The International Committee Against Mars Sample Returns (ICAMSR), a small group of scientists who have issued a warning note against any potential return missions.
Barry Degregorio, chair of the committee, says any sample should only be brought to the moon, where potential pathogens can be identified and isolated.
He says samples taken from Mars should be analyzed at the proposed Lunar Gateway space station, where they can be analyzed at a safe distance without the risk of launching a possible alien infection from which we have no immunity.
“This is the only way to ensure that the Earth’s biosphere is 100% protected,” says DeGregorio.
And he quotes the famous astronomer Carl Sagan, who wrote in 1973: “Because Mars in particular is an environment of potentially great biological importance, pathogens and organisms that, if transported to the Earth’s environment, could exist on Mars. Cause damage … the Mars epidemic. “
The current plan is to collect persistence tube samples for a mission to launch in 2026. “Perseverance is the first stage of the first round-trip journey to another planet,” says Wanda Peters of NASA’s Science Mission Directorate.
The samples will be launched toward Earth for crashing in the Utah desert within ten years. But even though the return compartment is designed to withstand massive shocks, things could go wrong.
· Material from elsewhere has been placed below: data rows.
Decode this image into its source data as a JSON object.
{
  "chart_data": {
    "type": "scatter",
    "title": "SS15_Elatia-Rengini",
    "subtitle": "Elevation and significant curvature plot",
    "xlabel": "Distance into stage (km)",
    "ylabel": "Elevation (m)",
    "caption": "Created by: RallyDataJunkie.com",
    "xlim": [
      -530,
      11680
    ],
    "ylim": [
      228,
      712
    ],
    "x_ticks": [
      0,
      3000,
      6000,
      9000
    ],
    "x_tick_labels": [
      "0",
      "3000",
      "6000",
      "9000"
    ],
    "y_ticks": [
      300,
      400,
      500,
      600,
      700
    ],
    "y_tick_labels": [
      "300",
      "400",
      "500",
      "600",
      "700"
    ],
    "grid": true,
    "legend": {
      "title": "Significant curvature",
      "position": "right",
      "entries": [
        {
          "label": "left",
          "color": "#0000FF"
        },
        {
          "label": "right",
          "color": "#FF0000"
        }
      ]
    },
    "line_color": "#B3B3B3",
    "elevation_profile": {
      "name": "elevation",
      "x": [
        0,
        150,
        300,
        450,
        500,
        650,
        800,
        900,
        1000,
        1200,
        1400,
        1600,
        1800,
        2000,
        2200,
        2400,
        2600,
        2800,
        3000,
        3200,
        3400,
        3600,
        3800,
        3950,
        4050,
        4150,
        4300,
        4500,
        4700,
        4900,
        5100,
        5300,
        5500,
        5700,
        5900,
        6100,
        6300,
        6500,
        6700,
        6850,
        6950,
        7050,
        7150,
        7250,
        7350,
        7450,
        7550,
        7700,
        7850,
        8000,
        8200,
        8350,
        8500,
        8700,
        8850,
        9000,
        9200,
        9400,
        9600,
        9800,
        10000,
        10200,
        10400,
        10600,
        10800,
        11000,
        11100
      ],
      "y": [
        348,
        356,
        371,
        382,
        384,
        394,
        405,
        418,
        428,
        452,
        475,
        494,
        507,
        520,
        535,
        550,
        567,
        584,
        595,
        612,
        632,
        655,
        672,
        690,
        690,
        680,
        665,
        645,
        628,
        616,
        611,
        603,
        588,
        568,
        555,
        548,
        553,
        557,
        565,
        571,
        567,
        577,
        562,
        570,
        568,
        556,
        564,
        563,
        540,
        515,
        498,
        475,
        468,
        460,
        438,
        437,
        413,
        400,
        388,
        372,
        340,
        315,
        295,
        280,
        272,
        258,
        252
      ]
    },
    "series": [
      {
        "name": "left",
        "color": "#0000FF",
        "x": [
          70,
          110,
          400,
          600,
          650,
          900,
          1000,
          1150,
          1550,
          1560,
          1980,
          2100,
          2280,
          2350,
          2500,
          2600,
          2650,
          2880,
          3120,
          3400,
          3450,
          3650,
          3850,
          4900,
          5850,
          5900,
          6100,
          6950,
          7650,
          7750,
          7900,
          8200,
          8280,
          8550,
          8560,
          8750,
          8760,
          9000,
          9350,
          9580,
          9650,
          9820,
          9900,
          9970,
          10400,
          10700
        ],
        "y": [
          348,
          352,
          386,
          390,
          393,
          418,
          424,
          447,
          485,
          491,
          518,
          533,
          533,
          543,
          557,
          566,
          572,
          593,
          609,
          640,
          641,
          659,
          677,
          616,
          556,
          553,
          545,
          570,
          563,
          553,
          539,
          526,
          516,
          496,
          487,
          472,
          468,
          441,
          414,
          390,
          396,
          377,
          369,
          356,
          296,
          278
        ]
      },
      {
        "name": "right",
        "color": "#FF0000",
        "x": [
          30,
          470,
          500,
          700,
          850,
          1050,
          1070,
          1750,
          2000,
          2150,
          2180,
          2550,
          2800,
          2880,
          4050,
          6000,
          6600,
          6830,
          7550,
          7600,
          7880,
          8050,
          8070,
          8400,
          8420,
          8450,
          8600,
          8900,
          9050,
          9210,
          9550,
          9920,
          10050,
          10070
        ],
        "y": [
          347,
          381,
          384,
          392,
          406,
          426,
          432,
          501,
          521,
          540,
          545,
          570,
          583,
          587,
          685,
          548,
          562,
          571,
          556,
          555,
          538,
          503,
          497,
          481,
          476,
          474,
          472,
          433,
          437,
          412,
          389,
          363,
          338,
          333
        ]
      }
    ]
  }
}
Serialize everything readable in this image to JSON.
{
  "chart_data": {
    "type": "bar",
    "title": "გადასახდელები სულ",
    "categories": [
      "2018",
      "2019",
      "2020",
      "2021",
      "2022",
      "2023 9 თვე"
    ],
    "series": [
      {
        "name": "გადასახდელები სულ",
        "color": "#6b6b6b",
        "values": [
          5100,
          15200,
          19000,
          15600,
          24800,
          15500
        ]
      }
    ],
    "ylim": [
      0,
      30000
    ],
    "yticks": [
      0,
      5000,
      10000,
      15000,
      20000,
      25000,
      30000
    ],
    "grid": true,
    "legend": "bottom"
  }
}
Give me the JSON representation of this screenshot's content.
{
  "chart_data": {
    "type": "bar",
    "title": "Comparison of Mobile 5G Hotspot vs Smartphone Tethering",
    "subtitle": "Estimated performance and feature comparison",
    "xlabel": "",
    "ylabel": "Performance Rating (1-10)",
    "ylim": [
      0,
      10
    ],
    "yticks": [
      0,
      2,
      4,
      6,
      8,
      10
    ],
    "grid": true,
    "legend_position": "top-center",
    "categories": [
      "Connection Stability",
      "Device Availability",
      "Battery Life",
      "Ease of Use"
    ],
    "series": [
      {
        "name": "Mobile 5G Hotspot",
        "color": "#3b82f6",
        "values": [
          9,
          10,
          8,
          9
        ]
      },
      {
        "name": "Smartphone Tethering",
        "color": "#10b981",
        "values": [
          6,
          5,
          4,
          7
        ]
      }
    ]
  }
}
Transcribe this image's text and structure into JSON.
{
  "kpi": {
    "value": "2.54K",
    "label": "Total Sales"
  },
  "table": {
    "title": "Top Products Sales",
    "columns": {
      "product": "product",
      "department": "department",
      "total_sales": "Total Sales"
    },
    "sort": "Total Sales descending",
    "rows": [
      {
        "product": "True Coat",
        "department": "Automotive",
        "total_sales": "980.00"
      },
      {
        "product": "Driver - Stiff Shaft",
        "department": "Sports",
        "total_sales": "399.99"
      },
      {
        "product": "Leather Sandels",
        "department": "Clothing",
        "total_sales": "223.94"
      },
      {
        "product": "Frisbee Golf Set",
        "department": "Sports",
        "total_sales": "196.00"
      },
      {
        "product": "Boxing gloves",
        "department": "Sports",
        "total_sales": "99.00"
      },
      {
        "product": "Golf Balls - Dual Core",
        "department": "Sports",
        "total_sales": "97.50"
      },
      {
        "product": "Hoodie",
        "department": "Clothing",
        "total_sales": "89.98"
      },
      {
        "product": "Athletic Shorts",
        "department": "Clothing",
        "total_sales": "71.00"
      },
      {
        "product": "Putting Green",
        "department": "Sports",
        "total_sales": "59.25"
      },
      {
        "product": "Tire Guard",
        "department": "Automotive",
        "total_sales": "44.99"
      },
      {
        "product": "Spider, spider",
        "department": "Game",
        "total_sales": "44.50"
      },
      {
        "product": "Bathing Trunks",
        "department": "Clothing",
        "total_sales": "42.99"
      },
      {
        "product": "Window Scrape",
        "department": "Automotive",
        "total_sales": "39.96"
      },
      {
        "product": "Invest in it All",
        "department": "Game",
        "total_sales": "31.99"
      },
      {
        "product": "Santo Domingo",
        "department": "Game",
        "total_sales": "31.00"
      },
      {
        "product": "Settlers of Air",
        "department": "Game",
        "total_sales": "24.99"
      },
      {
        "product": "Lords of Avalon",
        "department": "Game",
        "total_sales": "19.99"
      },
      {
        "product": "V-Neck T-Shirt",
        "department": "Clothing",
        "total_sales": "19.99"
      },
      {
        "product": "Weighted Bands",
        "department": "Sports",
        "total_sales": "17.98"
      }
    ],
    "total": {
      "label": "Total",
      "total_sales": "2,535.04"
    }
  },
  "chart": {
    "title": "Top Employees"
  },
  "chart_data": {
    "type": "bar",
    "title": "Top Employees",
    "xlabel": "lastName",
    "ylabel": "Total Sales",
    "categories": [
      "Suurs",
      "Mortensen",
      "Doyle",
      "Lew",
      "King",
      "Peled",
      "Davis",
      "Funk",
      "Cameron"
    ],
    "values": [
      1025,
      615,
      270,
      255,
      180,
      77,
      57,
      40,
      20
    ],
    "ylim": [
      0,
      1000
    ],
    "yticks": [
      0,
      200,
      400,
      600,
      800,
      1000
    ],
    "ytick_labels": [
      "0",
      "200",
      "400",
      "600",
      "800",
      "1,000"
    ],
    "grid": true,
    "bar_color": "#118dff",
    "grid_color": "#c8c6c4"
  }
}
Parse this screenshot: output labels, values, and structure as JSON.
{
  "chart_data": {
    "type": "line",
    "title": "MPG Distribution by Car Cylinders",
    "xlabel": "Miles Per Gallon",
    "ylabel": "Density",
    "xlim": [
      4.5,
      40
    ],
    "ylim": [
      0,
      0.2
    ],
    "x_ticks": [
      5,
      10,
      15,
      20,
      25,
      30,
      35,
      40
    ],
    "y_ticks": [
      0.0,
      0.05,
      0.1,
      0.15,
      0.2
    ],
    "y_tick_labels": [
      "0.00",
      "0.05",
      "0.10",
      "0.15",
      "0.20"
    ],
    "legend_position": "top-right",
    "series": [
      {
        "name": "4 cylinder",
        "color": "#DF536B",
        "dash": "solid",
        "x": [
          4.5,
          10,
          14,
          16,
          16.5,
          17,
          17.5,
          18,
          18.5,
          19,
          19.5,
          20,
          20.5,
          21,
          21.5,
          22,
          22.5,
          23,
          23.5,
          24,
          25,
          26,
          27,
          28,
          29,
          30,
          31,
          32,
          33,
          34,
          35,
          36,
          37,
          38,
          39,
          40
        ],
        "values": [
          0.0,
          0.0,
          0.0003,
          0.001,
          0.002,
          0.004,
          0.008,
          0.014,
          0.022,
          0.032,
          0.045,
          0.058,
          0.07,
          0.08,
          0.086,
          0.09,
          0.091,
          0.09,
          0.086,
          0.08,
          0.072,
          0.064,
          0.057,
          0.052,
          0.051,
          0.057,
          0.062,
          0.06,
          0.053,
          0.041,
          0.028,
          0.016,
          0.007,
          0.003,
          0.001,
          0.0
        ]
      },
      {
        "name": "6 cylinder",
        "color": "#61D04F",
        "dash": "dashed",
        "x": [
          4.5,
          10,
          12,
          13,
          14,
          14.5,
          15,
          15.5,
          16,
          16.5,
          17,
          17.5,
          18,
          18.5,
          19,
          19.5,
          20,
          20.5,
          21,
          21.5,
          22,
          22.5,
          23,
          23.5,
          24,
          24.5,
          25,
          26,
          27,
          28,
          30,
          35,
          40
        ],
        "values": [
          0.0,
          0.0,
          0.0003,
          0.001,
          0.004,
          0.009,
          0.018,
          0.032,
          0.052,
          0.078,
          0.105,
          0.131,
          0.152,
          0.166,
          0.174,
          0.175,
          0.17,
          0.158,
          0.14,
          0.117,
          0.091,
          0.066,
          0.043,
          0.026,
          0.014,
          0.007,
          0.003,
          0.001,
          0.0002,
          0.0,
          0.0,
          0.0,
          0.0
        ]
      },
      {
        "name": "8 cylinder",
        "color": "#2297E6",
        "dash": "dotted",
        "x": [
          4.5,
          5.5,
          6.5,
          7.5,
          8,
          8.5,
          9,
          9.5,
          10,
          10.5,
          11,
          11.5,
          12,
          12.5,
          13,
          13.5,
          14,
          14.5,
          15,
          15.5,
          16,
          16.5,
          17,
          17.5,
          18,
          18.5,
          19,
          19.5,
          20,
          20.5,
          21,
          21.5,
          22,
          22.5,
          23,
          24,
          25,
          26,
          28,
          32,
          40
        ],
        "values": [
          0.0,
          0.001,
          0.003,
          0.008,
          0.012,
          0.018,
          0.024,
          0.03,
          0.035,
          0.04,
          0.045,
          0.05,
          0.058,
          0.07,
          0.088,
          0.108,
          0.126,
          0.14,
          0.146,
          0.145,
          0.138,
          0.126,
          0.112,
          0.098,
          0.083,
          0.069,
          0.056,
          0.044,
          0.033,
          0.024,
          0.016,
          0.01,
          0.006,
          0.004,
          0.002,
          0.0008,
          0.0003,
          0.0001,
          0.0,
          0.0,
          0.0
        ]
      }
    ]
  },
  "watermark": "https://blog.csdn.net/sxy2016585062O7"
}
In 2004, the return stage of NASA’s Genesis probe, designed to collect samples of solar wind particles and return them to Earth for analysis, opened when it collided with the Utah desert because its parachute did not open.
But there may be an alternative: “Leaving orbiting samples in a stable Mars orbit is one of the many alternative strategies that could be launched after the samples are launched from the surface of Mars,” according to a report by the European Space Agency.
“Returning virgin samples from Mars to Earth has been a goal of generations of planetary scientists,” says NASA.
But Dr. Gilbert Levine, the engineer who investigated the Vikings landing mission for NASA, said: “I fear that even if a safe return container can be made from Mars and brought to Earth, there is a great possibility. Part of the sample leaks out From the “safe” laboratory where the container will be opened.
The He told the Daily Star There is a “real possibility” of microorganisms on the red planet, and he said that bringing these small organisms to Earth could cause a devastating pandemic.